Friday , April 19 2024
Violinist Regina Carter tackles another part of her musical heritage.

Music Review: Regina Carter – ‘Southern Comfort’

When it comes to the violin, Regina Carter can do it all.

regina carter (400x225)Although certainly best known as a jazz violinist, Carter seems comfortable enough playing the classical repertoire when called upon. Witness her 2003 album Paganini: After a Dream. And now with her new album, Southern Comfort, set for release March 4, she is out to show one more of the many faces of Regina Carter as she tackles a program of southern folk music and Americana. Needless to say, she takes this music and makes it her own.

As on some of her past albums, Southern Comfort is a thematic celebration of an important influence on her life and music. There was I’ll Be Seeing You: A Sentimental Journey (2006) which focused on jazz favorites of her late mother, and then in 2010 there was her nod to the African influence on her musical heritage, Reverse Thread.
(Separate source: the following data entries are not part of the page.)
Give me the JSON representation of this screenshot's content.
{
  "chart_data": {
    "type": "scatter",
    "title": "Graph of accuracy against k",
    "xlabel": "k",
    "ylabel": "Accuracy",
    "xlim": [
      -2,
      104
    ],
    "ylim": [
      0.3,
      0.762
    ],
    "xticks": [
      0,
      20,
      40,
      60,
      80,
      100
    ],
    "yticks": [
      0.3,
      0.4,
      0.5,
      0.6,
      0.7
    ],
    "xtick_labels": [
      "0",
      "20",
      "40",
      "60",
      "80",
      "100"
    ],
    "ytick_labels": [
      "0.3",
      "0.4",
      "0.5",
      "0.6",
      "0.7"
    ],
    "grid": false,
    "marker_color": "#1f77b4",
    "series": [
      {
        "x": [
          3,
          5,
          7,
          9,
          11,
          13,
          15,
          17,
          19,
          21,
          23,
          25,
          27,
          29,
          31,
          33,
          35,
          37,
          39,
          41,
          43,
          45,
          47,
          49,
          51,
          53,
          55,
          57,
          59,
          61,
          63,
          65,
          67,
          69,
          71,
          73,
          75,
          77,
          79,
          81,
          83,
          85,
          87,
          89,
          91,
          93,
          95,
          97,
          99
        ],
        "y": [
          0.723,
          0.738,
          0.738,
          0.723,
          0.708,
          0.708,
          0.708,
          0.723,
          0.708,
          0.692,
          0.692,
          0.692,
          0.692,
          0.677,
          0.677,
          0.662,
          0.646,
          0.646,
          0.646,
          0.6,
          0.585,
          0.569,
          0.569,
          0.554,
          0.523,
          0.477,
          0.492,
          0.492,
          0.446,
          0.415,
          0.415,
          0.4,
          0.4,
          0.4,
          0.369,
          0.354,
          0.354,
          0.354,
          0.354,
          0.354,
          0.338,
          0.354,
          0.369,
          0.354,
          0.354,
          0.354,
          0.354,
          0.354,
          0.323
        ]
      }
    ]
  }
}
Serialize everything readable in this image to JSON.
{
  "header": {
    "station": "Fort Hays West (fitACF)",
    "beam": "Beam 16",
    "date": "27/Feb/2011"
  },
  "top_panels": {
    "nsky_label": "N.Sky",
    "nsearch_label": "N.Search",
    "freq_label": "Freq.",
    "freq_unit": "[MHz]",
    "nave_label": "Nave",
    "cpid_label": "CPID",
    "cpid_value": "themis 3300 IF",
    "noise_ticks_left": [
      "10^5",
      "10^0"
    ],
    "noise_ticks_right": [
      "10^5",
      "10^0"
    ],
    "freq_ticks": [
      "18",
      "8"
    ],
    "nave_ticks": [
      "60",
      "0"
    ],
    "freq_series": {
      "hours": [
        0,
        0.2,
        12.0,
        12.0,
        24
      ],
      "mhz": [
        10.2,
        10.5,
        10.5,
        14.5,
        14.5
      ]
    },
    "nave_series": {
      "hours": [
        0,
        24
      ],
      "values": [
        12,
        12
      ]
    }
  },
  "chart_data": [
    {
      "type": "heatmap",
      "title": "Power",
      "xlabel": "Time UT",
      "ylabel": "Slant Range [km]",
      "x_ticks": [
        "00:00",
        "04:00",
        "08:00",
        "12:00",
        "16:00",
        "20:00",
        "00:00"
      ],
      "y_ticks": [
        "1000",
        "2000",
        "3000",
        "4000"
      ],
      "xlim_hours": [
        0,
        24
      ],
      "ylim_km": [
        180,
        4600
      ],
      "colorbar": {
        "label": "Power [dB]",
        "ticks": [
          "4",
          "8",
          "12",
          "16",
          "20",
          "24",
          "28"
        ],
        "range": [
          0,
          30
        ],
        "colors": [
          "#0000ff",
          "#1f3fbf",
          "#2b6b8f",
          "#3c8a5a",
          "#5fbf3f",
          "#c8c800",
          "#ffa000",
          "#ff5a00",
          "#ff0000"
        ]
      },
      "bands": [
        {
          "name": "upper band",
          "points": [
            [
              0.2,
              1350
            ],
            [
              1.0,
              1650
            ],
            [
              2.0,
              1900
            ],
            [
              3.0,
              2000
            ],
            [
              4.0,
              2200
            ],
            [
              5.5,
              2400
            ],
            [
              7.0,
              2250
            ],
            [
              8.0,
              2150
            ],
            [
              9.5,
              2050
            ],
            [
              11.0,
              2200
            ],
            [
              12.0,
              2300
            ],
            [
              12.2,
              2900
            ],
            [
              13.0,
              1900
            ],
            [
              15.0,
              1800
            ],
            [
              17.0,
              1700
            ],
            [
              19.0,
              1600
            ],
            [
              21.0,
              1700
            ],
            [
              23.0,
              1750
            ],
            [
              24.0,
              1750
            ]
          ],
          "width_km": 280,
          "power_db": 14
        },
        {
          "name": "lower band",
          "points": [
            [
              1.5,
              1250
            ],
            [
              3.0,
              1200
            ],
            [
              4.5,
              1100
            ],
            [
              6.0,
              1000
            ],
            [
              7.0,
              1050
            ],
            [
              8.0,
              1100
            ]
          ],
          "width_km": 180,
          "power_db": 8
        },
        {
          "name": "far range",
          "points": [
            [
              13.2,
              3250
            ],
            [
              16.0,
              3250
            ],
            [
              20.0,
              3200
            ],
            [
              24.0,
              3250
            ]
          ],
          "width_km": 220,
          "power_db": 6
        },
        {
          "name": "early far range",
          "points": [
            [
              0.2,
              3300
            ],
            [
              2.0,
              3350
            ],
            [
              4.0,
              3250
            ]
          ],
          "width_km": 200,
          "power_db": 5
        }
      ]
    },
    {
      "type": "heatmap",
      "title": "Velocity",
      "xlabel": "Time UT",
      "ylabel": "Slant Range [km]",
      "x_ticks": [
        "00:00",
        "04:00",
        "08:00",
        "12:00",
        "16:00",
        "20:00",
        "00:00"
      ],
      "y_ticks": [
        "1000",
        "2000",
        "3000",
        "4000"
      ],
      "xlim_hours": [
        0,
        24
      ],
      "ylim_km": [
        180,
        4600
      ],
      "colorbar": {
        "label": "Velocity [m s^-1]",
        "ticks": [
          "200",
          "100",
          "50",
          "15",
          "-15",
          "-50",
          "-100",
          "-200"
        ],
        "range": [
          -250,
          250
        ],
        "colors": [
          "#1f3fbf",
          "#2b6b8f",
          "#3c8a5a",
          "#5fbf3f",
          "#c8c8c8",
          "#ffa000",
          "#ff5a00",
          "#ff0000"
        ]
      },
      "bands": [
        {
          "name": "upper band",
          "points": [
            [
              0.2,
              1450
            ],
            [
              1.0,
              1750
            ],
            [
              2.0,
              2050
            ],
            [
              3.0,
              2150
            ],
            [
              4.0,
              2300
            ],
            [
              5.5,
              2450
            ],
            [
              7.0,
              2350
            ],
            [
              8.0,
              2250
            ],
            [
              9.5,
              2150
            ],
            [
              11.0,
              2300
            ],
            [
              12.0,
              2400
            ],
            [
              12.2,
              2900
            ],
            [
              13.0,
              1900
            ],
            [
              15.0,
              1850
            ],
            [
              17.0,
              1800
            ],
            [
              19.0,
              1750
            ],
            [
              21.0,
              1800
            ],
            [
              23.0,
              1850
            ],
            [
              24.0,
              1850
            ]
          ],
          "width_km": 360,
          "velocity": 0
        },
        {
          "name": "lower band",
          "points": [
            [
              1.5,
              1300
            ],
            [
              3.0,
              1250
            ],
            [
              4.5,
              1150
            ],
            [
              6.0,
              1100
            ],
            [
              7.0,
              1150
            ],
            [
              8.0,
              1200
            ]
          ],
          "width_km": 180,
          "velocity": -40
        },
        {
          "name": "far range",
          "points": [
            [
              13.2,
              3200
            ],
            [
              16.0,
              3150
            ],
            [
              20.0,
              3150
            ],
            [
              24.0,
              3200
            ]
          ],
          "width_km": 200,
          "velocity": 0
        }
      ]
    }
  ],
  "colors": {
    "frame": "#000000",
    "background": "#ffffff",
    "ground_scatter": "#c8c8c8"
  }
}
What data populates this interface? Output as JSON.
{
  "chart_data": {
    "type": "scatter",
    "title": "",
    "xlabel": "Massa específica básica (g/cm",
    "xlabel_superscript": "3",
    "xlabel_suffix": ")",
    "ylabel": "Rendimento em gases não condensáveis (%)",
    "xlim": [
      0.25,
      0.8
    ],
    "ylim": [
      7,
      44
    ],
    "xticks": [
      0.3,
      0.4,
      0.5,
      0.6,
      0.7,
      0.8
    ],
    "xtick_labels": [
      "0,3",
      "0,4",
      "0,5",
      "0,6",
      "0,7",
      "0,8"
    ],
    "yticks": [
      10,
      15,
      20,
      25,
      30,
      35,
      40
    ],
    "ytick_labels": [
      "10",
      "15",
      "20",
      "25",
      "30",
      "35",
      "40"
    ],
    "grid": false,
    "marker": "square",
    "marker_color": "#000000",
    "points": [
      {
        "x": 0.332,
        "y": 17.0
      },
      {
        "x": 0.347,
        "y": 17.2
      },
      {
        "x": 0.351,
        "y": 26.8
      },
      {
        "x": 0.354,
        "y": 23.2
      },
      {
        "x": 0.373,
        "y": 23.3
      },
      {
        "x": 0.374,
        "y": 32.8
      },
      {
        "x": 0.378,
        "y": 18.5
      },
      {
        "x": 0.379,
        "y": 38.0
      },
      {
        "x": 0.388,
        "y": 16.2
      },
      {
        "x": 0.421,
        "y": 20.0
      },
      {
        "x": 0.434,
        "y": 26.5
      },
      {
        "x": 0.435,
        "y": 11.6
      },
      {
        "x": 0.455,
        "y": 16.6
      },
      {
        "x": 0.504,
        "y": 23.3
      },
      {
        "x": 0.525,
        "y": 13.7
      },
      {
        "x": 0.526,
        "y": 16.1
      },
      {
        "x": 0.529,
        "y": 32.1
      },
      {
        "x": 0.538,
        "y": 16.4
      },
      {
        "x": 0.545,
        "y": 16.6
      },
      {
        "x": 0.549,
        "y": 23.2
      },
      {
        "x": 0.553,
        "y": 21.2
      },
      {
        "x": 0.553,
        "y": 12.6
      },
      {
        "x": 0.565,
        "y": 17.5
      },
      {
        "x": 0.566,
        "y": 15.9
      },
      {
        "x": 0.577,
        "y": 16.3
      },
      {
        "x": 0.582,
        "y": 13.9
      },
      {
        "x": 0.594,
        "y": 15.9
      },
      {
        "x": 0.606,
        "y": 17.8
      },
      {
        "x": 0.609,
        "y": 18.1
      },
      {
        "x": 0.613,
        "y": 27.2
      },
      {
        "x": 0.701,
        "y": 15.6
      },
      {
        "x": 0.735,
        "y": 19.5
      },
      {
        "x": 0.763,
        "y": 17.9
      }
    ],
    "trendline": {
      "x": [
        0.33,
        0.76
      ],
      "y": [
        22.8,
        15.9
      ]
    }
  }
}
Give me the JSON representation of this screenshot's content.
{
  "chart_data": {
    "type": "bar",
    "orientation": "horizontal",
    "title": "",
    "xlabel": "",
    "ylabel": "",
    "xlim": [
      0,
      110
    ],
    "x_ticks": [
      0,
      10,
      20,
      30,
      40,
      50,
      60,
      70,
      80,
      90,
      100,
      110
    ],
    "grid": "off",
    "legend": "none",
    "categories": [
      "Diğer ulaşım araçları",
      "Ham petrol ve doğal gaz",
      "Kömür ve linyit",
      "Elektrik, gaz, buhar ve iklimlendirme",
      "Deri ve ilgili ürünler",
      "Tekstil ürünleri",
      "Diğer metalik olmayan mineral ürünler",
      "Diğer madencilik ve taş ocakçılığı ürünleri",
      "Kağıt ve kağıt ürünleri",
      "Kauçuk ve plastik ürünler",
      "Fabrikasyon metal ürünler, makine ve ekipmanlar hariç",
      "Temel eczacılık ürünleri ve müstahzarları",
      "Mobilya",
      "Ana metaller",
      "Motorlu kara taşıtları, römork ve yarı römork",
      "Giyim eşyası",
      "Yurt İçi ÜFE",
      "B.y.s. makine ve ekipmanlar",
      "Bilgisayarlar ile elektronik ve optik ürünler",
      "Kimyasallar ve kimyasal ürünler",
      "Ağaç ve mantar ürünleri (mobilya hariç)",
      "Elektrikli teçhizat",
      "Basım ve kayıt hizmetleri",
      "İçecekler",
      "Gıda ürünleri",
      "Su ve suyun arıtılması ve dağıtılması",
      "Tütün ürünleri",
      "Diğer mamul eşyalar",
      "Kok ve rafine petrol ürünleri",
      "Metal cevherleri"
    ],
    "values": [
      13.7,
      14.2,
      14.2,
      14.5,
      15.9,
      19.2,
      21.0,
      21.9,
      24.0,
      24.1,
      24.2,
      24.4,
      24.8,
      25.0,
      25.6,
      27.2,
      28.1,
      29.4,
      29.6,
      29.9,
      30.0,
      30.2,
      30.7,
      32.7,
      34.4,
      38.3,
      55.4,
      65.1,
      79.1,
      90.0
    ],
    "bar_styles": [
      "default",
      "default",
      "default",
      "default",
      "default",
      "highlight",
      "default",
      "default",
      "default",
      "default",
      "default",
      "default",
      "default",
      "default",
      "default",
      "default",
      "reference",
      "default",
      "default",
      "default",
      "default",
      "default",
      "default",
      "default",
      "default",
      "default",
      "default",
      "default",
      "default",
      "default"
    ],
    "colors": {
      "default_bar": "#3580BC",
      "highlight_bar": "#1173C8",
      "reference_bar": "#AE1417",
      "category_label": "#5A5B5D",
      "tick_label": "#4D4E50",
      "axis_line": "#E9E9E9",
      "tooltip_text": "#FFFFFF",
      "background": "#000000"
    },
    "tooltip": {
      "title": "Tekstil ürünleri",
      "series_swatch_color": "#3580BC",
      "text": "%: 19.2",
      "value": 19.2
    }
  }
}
In Southern Comfort, she explores some of the music that would have been available to her grandfather, an Alabama coal miner. She adds a modern tune or two, but even the additions are couched in the spirit of the album’s theme—a little Cajun-style fiddling, some work songs, a homey lullaby, and a bit of the gospel spirit.

As she points out in the album’s liner notes, while this music has a personal significance for her, it is indeed “the common experience of American folk music.” The personal is indeed universal.

The 11-song set begins appropriately with a traditional piece called “Miner’s Child” in an arrangement by guitarist Marvin Sewell. With some exceptions, most of the songs were arranged by instrumentalists playing on the individual tracks. Carter points out that the only direction she gave to the various arrangers “was to preserve the music’s raw beauty.”

There is a haunting version of Gram Parsons’ lovely “Hickory Wind” and a take of “Cornbread Crumbled in Gravy” reeking with sensitive simplicity. There is also a little vocal passage of this at the end of the album’s final track, “Death Have Mercy”/”Breakaway.”

“Blues de Basile” is a tangy Cajun blues, while the hugely popular “See See Rider” is played in a version I had never heard before. Elsewhere, “I’m Going Home” is a lovely melody, not to be confused with Dvorak.

Joining Carter on most tracks are Will Holshouser on accordion, Jesse Murphy on bass, Alvester Garnett on drums, and Sewell on guitar. Together with Carter, they have put together a truly exciting piece of work with a unique sound.